Spectral Analysis of Node- and Cell-Centered Higher-Order Compact Schemes for Fully Discrete One and Two-Dimensional Convection-Dispersion Equation

TL;DR

This paper conducts a detailed spectral analysis of high-order compact schemes for the convection-dispersion equation, revealing stability limits and dispersion errors to guide reliable numerical simulations.

Contribution

It provides a comprehensive spectral analysis of sixth and eighth order compact schemes, including node and cell-centered formulations, for convection-dispersion equations, with practical stability and accuracy insights.

Findings

Identifies critical dispersion thresholds and Courant numbers for stability.

Characterizes dispersion errors and energy transport inaccuracies.
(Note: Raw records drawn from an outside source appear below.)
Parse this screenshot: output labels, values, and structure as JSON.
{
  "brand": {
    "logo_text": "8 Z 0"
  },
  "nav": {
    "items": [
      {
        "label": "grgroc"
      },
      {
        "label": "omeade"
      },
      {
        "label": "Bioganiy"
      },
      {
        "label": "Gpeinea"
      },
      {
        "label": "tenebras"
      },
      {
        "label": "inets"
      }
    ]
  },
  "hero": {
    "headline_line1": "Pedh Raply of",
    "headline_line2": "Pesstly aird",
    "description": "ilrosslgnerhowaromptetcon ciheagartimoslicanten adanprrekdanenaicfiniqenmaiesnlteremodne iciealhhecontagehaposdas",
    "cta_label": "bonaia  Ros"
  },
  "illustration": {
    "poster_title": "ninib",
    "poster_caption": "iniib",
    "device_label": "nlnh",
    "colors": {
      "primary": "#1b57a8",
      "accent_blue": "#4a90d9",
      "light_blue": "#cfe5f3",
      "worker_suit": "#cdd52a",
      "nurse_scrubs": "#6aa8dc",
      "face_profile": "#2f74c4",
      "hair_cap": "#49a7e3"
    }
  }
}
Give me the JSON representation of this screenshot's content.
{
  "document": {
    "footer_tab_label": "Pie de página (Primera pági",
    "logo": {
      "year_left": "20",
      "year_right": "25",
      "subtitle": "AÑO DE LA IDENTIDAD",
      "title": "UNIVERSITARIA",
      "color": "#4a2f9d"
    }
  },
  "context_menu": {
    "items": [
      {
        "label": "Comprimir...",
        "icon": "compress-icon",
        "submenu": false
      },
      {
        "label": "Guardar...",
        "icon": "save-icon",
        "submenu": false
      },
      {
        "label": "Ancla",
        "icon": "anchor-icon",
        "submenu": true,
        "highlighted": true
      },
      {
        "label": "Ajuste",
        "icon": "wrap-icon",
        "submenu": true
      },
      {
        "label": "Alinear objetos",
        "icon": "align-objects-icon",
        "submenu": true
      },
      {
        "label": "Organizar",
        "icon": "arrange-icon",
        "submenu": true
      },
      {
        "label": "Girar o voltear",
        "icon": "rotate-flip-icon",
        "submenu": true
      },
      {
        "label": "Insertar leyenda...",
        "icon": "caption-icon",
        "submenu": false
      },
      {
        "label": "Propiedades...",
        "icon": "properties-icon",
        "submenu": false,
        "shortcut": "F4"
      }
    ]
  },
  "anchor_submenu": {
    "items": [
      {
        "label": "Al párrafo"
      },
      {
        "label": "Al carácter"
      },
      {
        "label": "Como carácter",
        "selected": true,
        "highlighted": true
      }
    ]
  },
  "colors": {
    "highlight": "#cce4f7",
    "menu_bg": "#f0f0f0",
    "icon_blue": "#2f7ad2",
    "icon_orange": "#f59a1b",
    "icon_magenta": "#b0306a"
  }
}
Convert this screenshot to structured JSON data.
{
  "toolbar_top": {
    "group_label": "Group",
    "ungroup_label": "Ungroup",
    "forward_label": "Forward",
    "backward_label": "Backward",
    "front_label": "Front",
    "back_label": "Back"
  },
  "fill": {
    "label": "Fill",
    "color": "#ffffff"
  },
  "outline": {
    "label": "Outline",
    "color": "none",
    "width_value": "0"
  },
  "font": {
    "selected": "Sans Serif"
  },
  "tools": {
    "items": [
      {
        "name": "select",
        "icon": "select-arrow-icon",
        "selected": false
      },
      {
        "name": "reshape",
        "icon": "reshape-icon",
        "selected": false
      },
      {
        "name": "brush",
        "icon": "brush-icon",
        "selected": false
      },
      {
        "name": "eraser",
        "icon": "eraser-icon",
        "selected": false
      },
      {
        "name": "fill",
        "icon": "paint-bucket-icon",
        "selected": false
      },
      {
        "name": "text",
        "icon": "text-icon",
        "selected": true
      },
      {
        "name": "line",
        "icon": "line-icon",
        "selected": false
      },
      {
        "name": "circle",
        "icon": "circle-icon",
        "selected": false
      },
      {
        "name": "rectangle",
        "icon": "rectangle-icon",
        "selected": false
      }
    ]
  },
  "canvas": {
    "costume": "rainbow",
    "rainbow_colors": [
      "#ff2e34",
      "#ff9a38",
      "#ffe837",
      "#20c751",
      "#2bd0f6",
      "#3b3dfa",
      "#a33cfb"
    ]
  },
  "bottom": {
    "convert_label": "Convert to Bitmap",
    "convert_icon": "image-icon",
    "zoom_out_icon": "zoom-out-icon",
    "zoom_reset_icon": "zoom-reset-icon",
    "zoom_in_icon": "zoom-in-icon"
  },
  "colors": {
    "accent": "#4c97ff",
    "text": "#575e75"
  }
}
Validates theoretical predictions with numerical experiments.

Abstract

In this study, we present a comprehensive global spectral analysis of the convection dispersion equation, which is also referred to in specific contexts as the Korteweg de Vries (KdV) equation, to investigate the behaviour of high order numerical schemes across a wide range of nondimensional parameters. The motivation for this analysis stems from the equation's importance in modeling wave propagation and transport phenomena, where accurate resolution of dispersive effects is critical, and traditional numerical schemes often suffer from spurious artifacts. We analyze one sixth order and two eighth order compact spatial discretization schemes, encompassing both node centered and cell centered formulations, combined with a third order strong stability preserving Runge Kutta (SSPRK3) time integrator. The analysis is performed in terms of key nondimensional parameters such as the wavenumber, Courant Friedrichs Lewy number $N_c$, and dispersion number $D_{\alpha}$ over the full spectral plane for both one and two dimensional cases. Key numerical indicators, including the amplification factor, normalized phase speed, and normalized group velocity, are evaluated to characterize stability, dispersion error, errors in energy transport, and directional anisotropy. Critical dispersion thresholds and Courant numbers are identified, beyond which numerical instability and nonphysical phenomena such as spurious q waves and reversed phase or energy transport arise. Theoretical predictions are validated through numerical experiments involving linear and nonlinear one and two dimensional test problems, including cases with exact solutions and established benchmark results. This comprehensive analysis uncovers subtle numerical errors and offers practical guidance for selecting reliable discretization parameters, ensuring accurate and stable simulations of convection dispersion systems.